View Full Version : Replacing AC. evaparator coil on a 67


chucky 67
Sep 6th, 08, 12:53 PM
I am looking for some input on my installing my new Evap. coil. The car is still in for paint and I am replacing the blower motor and all the heater and AC components. I had what I thought would be a great idea. What do you think about leaving the Evap coil out and the AC. suit case split until after the motor and headers are installed for ease of installation, than putting the Evap in and bolting the half cover on? or would you recommend bolting it up complete. than install the motor and headers?

stope4
Sep 7th, 08, 07:16 PM
you can do it either way.

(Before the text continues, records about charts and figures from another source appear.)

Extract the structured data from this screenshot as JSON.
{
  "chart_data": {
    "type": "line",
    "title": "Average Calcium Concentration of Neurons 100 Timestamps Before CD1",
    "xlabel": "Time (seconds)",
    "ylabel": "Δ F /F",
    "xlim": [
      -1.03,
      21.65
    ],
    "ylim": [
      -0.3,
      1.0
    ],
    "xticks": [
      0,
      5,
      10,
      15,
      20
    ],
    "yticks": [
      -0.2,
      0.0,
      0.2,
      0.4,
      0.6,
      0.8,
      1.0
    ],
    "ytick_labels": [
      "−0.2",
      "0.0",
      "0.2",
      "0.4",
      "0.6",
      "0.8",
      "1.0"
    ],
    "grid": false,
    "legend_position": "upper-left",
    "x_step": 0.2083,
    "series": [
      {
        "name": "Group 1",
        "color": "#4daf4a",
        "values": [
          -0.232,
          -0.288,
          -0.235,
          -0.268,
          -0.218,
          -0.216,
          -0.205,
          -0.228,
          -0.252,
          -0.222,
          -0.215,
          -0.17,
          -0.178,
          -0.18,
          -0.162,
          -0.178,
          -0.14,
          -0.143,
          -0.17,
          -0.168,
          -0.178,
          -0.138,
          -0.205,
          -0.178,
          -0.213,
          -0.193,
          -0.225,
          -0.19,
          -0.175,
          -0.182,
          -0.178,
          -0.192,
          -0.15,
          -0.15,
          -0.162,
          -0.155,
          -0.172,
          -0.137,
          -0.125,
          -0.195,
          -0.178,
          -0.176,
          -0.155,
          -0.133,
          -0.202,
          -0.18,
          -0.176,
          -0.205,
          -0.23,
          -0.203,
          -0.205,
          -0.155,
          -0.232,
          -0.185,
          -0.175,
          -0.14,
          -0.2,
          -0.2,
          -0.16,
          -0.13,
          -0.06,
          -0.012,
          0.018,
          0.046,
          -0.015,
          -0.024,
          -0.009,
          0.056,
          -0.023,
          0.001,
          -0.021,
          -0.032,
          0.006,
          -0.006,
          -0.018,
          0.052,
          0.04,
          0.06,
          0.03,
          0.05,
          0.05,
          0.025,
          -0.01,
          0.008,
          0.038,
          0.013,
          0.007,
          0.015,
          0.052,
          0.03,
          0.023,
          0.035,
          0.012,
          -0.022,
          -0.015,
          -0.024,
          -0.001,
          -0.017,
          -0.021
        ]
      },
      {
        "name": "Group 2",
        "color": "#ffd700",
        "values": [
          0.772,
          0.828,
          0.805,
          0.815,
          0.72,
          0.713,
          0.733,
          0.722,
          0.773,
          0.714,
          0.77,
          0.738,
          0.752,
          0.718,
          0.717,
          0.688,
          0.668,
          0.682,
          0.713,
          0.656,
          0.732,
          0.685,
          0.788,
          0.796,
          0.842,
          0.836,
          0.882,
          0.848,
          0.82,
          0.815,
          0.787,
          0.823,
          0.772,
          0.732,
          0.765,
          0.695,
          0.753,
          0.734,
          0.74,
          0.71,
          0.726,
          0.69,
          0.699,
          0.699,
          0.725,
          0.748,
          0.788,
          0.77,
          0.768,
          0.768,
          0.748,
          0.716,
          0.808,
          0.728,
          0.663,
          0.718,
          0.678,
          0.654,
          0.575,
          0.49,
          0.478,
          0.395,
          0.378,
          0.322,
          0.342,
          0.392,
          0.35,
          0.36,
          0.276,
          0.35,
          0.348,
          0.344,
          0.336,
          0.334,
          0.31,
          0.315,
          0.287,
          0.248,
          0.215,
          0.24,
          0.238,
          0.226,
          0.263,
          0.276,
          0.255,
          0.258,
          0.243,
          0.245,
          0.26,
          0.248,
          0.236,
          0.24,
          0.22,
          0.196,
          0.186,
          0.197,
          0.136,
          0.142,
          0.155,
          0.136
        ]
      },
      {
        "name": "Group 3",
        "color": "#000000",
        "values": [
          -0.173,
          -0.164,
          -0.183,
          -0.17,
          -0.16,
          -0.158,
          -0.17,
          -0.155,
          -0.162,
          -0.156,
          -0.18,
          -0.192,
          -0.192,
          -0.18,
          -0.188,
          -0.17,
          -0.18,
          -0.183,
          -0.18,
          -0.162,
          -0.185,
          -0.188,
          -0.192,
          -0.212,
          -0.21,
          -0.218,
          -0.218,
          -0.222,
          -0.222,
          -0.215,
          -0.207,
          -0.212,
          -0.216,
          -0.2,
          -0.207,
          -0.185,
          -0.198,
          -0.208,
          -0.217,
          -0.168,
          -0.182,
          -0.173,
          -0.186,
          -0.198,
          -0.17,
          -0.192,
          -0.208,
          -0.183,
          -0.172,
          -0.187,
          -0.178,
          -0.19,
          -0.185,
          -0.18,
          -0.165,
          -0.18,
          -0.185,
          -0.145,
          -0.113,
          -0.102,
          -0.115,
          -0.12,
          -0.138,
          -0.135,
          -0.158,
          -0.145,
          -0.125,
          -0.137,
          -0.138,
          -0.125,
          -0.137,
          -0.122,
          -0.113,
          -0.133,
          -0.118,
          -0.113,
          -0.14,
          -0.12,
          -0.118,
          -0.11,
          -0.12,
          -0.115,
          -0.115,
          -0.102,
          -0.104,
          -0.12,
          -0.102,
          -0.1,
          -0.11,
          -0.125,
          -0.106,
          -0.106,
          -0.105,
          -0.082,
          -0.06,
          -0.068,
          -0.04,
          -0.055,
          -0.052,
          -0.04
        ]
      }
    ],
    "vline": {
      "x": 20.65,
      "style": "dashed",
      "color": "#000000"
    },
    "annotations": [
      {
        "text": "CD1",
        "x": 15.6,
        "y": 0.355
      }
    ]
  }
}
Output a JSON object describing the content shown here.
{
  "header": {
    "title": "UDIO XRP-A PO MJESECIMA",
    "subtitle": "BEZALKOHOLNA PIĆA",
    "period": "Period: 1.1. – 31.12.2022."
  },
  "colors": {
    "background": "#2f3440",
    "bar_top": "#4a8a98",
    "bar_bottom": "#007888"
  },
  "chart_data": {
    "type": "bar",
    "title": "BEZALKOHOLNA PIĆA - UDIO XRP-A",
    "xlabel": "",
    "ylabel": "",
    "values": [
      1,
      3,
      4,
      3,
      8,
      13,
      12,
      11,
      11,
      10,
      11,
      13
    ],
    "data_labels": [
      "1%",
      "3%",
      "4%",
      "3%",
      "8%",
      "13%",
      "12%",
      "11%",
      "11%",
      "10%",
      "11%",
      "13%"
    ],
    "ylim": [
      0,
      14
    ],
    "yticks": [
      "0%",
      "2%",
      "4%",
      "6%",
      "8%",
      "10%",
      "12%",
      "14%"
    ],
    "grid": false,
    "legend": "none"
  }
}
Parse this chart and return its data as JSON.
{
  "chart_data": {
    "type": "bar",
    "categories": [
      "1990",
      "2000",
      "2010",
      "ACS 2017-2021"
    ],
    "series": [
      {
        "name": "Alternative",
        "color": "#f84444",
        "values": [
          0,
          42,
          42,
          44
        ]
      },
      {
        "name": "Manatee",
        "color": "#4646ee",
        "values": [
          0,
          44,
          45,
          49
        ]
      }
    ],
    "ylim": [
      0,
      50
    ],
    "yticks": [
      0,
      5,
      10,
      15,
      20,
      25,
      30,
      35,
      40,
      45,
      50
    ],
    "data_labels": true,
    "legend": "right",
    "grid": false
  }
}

Just take your time.

Dale8346
Sep 7th, 08, 07:37 PM
CAN be done either way, but definitely better to leave the INNER side out until the motor is in.

Steps to follow:
0) TAKE LOTS OF PICTURES OF EACH ITEM BELOW FROM DIFFERENT ANGLES AND MARK EACH BOLT as you remove it:
1) Remove Inner Fender (and fender if you want. Leave the fender for the body shop)
2) Remove A/C Evaporator BOX (both halves)
3) Remove Heat Box
4a) REMOVE THE PASSENGER KICK PANEL AND GET A NEW ONE. Classic Industries is the only one that makes them.
4b) I would remove everything under the dash here, but if that scares you leave it alone, can be done later. Remove A/C harness if Cowl is being restored, or at least push it through from the motor side to the interior of the car. If you are replacing the under dash harness, you CAN NOT buy one that matches your original. But, it can be made by the wire harness guys.
5a) Have Car Painted (Remove Everything on Cowl so that it can be painted/restored)
5b) Restore Heat Box, A/C box and of course, a new heater core and fan while car is at the body shop.
5c) Have Body Shop call you before they are ready to put on the Passenger Fender.
6) INSTALL PASSENGER KICK PANEL (if you don't do now, you will NOT be able to do later). SEAL IT VERY, VERY WELL. IT WILL LEAK EVEN WITH A CAR WASH IF YOU DON'T.
7) Install Firewall Blanket under dash if it needs replacing. This is actually the hardest part if yours is in AWFUL Shape. You will have to remove the gas pedal, steering column, emergency brake, Master Cylinder and Support. Use the steering column/e-brake slot/gas pedal slot/master cylinder support as your guide on the drivers side. ANY TIME YOU REMOVE THE E-BRAKE, THAT IS THE TIME TO REPLACE THE DRIVERS KICK PANEL AND THE REAR LIGHT HARNESS. Make sure you over seal it also. Again, so that it does not leak.
8) Install the heat box and the outer side of the A/C Box (use 3M strip caulk to seal the a/c outer box. Use light inside to make sure no gaps). I would not install the inner, it just gets in the way of the motor. Do not overtighten, just snug.
9) Now the body shop can finish their body work and install the PASSENGER FENDER.
I have NOT included every step for this process. The rest will be obvious as you are doing it. I did include the ones that will cause you problems if you don't do. Remember, the more naked your car is when you give it to the body shop the easier it is to paint and restore for them. Less expensive for you also.
Special note: If you are replacing your Y pipe, it MUST be replaced before the steering column or the Heat box. You will not be able to get it in once you have done both.

chucky 67
Sep 8th, 08, 05:55 PM
Thanks for the in depth info. I will take it to the bank and follow those steps.